The 2015 Multi Year Tariff Order provides for, inter alia, the biannual minor review of tariffs, taking into cognizance, 5% changes in foreign exchange rate, gas prices, consumer price index (inflationary trends) and available generation capacity. 

This appears to be a step in the right direction, especially when one considers that Nigeria has, for a long time, adopted a sculpting tariffing system such that investors in the electric power sector under-recover for a period of time (tariffs not cost-reflective or as cost-reflective as they should be) and then subsequently over-recover. For the sale of such equity in the Discos to be successful with the right entities participating, it is pertinent that tariffs are right, i.e. cost-reflective.

  • Regulatory Approvals: It is germane to consider some corporate legal and regulatory issues relating to the transfer of shares in public companies. This is particularly relevant as the Discos are public companies to which certain laws and regulations apply. Where the acquisition in the Disco is more than half of the issued share capital of the target Disco, or (i) the transaction documents grant the Genco the power to control the target Disco, the acquisition of such shares in the Disco will require the approval of the Federal Competition and Consumer Protection Commission.

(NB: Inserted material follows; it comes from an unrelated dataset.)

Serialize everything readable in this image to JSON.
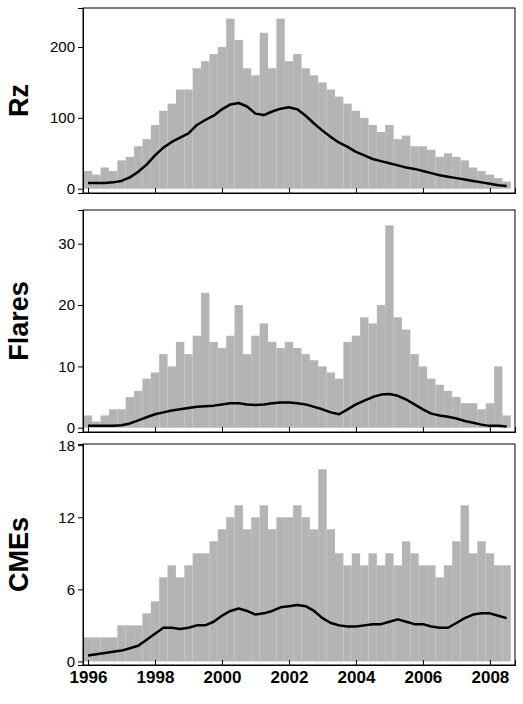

There are other sundry legal cum regulatory matters to be considered at the relevant time and the help of experienced professionals will be required at the relevant time.

  • The Menace of Electricity Theft: Electricity theft in this part of the world, includes by-passing of meters, removal or damage of meters and illegal adjustment of meters. Furthermore, actions such as unauthorized and illegal direct connections to power lines also constitute electricity theft. The effects of the foregoing include amongst others, an increase in the cost of electricity for legitimate users. Ultimately, these acts curtail investments in the sector and thus, inhibit the much-needed improvement in the sector.

Where proposed investors do not see sufficient government efforts at supporting the private sector investors in reducing electricity theft through good legislation, corresponding punitive actions for breach of such legislation, the effectiveness of the court system in sentencing culprits, amongst such other issues. One, therefore, understands the plight of Discos when it relates to the billing of customers and the several complaints around energy theft.

It is, thus, crucial that government continues to take steps to ensure an enabling environment for the use of smart metering, thereby allowing customers to “Pay as they Go” for electricity consumed and effectively scrap estimated billings by Discos. Of course, substantial actions and funds need to be put in place to deploy technology to reduce electricity theft as is the case, elsewhere in the world.

  • Continuous Grid Improvements and Enhancements: A recurrent issue is the insufficiency of the capacity of the grid to wheel power in adequate  quantities to the electricity distribution companies has also been a challenge which if not properly attended to, could still make the sale (in this sense, sale to right mix of investors) of equity in the electricity distribution companies unsuccessful.

Although, it is worthy of note that the erstwhile Minister of Power- Babatunde Raji Fashola, did put in a lot to ensuring that there were several national grid projects, to upgrade the grid and it is now often reported that the grid may be able to wheel up to 7,000mw of electric power.

Considering that the country, based on the rule of thumb, requires around 200,000mw electric power, it is germane that more is done to further enhance the national grid to be able to wheel more electricity. Although, there cannot and there should not be total reliance on grid power (as the writer even believes in electricity federalism), there is still an urgent need to continue to enhance the national grid.